Miri can detect a lot of UB, even things like use-after-free, but I still had some frustrations with it:

It’s slow
The interpreter isn’t exactly fast, from what I’ve observed it’s more than 400x slower. Regular Rust can run the tests I wrote in less than a second, but Miri takes several minutes.
It doesn’t work with everything
I tried to use the mimalloc allocator to speed up allocations, but Miri can’t handle foreign functions (the mimalloc crate calls upon the C library).

This is pretty bad because it means if you use an FFI library you can’t test for undefined behaviour.
A crate you use might have UB
If you use a crate in your Rust program, Miri will also panic if that crate has some UB. This sucks because there’s no way to configure it to skip over the crate, so you either have to fork and patch the UB yourself, or raise an issue with the authors of the crates and hopefully they fix it.

This happened to me once on another project and I waited a day for it to get fixed, then when it was finally fixed I immediately ran into another source of UB from another crate and gave up.

⁶

My favorite arena allocator in Rust is bumpalo, which is pretty great. But the Rust language as a whole isn’t really designed around custom allocators (yet, it’s still a WIP).

If you want to bump-allocate a Vec<T> in Rust, you have to use bumpalo’s custom Vec type, which is literally a copy-paste of the standard library’s version modified to allocate with bumpalo’s arena type. If you want to support other collections, for example BTreeMap<K, V>, you’re going to have to copy-paste and modify it from Rust’s std library.
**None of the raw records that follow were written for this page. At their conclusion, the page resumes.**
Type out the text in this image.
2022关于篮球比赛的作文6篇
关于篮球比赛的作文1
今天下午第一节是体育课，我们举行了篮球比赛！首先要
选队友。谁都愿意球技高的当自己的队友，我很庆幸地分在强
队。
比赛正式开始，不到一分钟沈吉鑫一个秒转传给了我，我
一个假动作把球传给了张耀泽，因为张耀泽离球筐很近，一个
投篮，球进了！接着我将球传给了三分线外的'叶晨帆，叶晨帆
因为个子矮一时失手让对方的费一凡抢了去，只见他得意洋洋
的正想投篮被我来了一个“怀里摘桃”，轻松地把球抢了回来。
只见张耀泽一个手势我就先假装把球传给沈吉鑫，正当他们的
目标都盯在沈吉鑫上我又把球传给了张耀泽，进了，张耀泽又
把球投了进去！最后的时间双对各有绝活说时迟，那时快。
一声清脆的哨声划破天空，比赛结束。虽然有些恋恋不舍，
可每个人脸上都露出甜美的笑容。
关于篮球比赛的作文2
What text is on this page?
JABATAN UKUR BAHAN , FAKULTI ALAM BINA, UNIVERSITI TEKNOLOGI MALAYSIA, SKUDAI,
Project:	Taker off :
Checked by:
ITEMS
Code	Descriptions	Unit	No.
In contrast, Zig is designed with custom allocators in mind. You can create an ArrayList<T> and give it an allocator, and it will store and use that allocator. If you don’t want to incur the cost of the ArrayList<T> taking up an additional 8-bytes for the allocator (perhaps if you have many ArrayList’s and want a more CPU cache-friendly design), you can create an ArrayListUnmanaged<T> and only pass the allocator when pushing or popping from the array list.

⁷

Systems-level languages like Zig/Rust/C/C++ generally have comparable performance. Zig and Rust in particular use the LLVM backend by default to compile to machine code, both give you enough control over the memory layout of your data to write fast programs, and they both don’t have a “runtime” in the traditional sense of the word.

So, I think a better metric than performance is the developer experience. Was the effort I put into Rust worth it over Zig, or vice-versa?

In this particular case, even if my Rust implementation was faster, I’d say no. It was a major pain dealing with all the nuances of unsafe Rust.